Btw, this is not a bug as translations are created in their corresponding locale trees, so your Site query only picks up the default site pages (ie. your source language)
@zerolab Thanks for the quick response and the useful link. The Girls Not Brides website mentioned in the article is a bit specific because it has separate website for each language.
After reading both the article and the Google documentation, I am confident that the sitemap should include all pages that are part of the same site.
For example, let's say there is only one page in two languages on a website:
- https://www.example.com/en/
- https://www.example.com/de/
The sitemap should contain both pages (currently it does not):
<url><loc>https://www.example.com/en/</loc>
<url><loc>https://www.example.com/de</loc>
If the sitemap includes information about localized pages, it should still have a
<?xml version="1.0" encoding="UTF-8"?>
<urlset xmlns="http://www.sitemaps.org/schemas/sitemap/0.9"

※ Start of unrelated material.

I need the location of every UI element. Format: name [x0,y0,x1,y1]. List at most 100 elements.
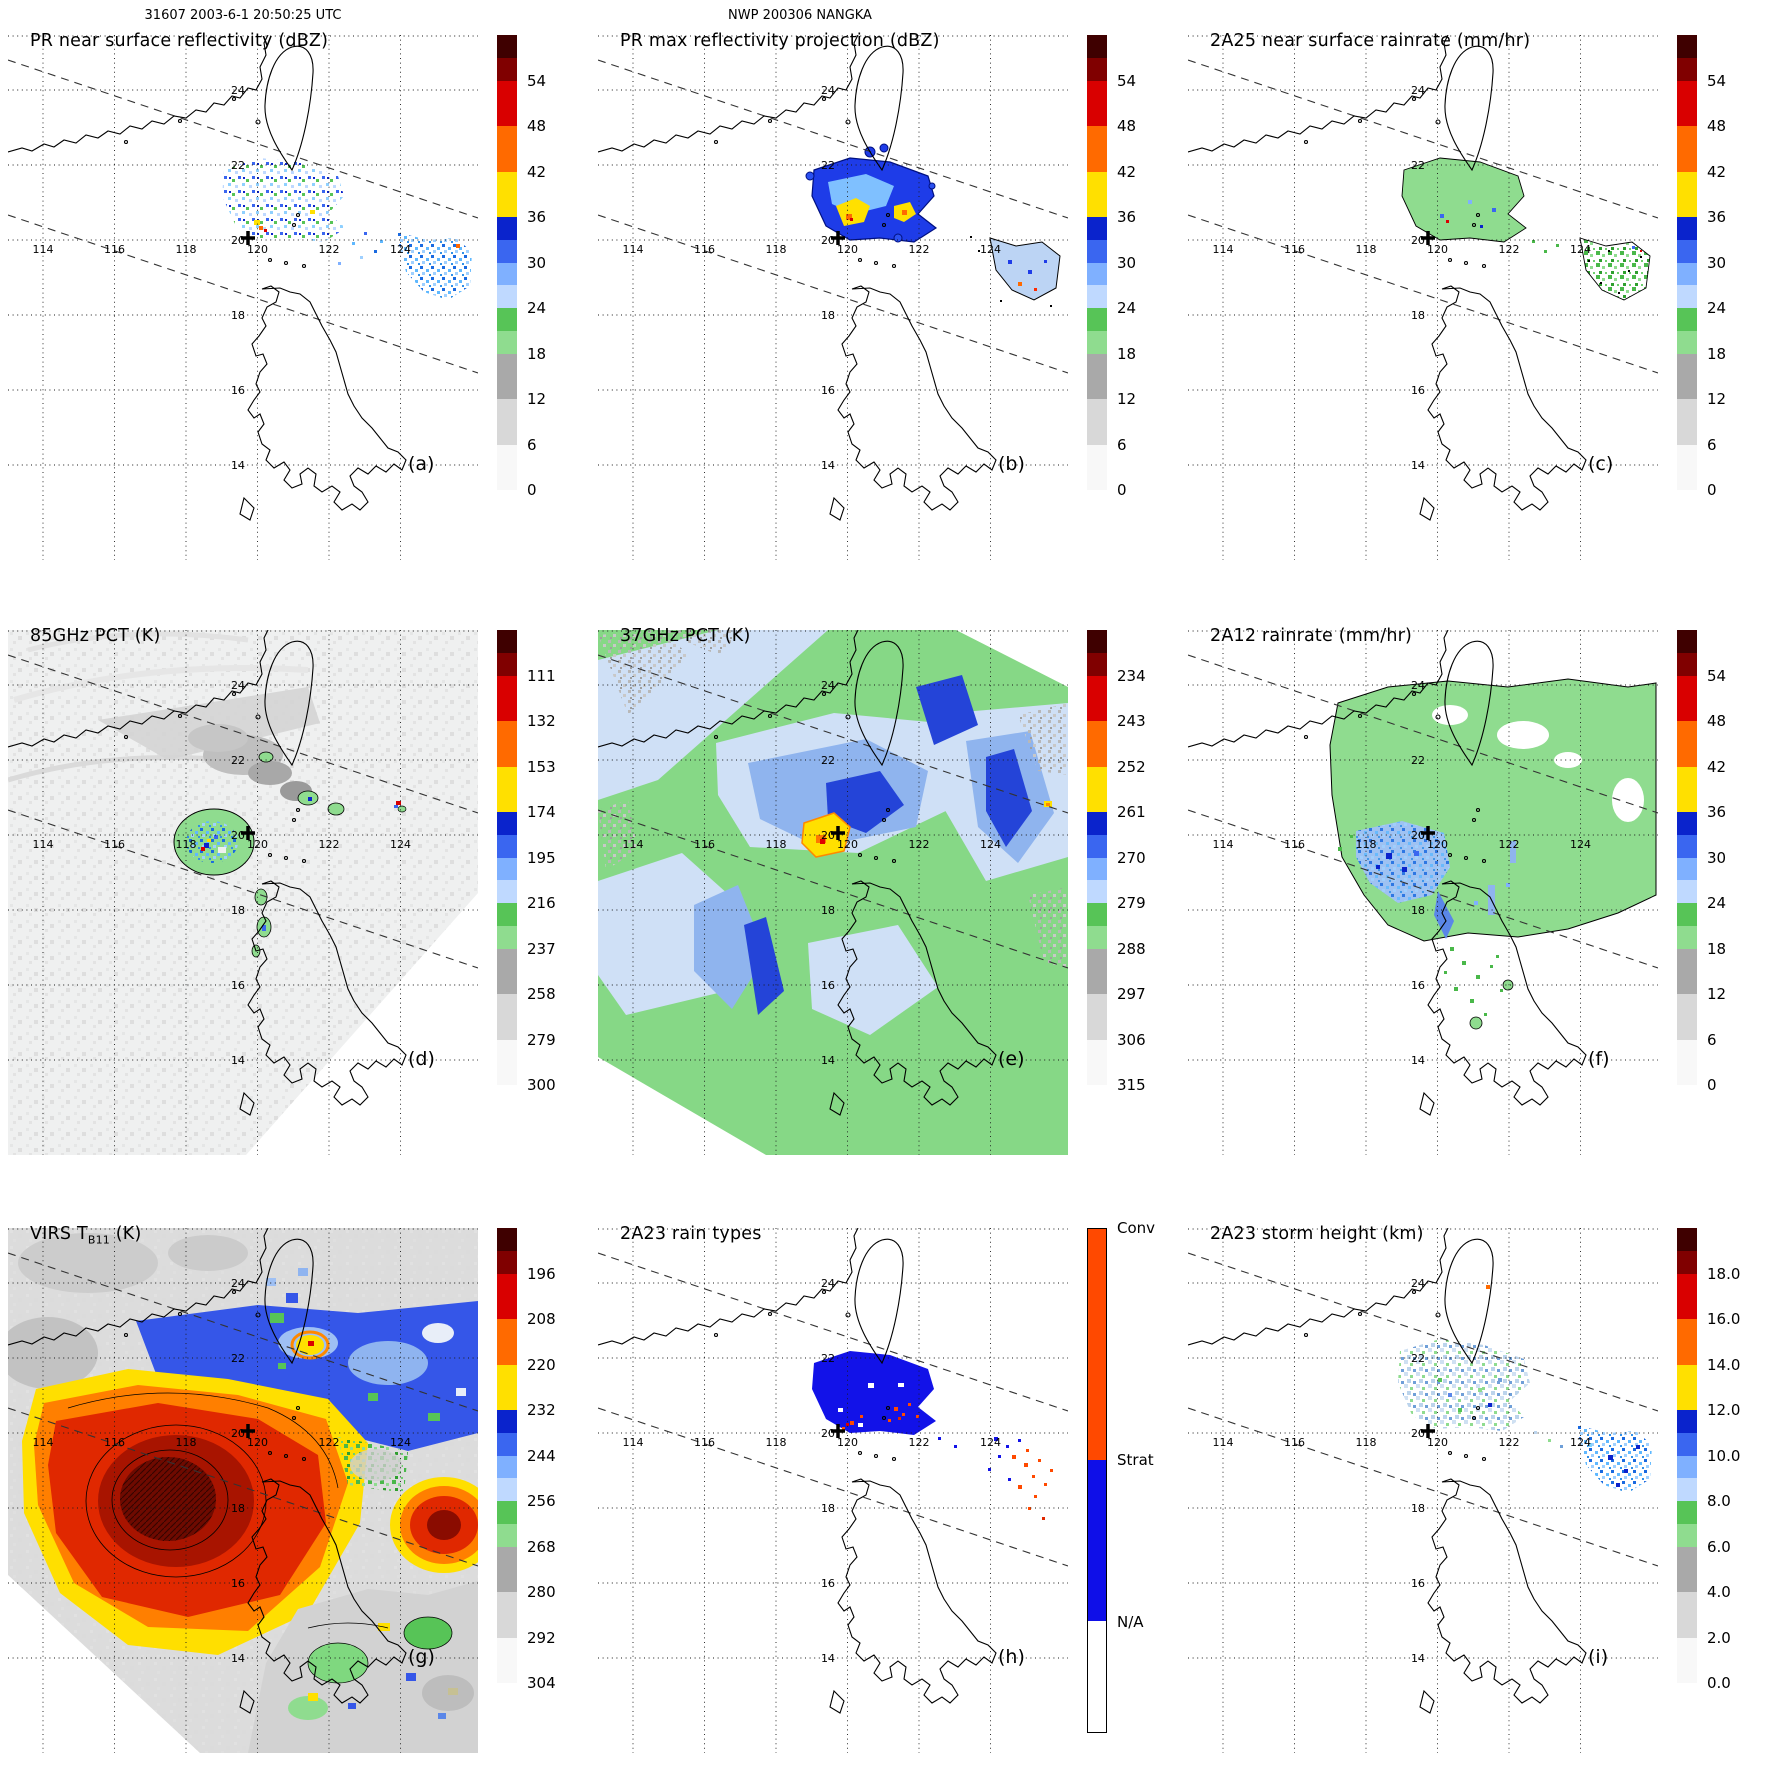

xmlns:xhtml="http://www.w3.org/1999/xhtml">
<url>
<loc>http://www.example.com/en/</loc>
<xhtml:link
rel="alternate"
hreflang="de"
href="http://www.example.com/de/"/>
<xhtml:link
rel="alternate"
hreflang="en"
href="http://www.example.com/en/"/>
</url>
<url>
<loc>http://www.example.com/de/</loc>
<xhtml:link
rel="alternate"
hreflang="de"
href="http://www.example.com/de/"/>
<xhtml:link
rel="alternate"
hreflang="en"
href="http://www.example.com/en/"/>
</url>
This aligns with the Google documentation:
https://developers.google.com/search/docs/specialty/international/localized-versions?hl=en&visit_id=637509921562028966-2232430485&rd=2#sitemap
Flagging as a documentation improvement for now.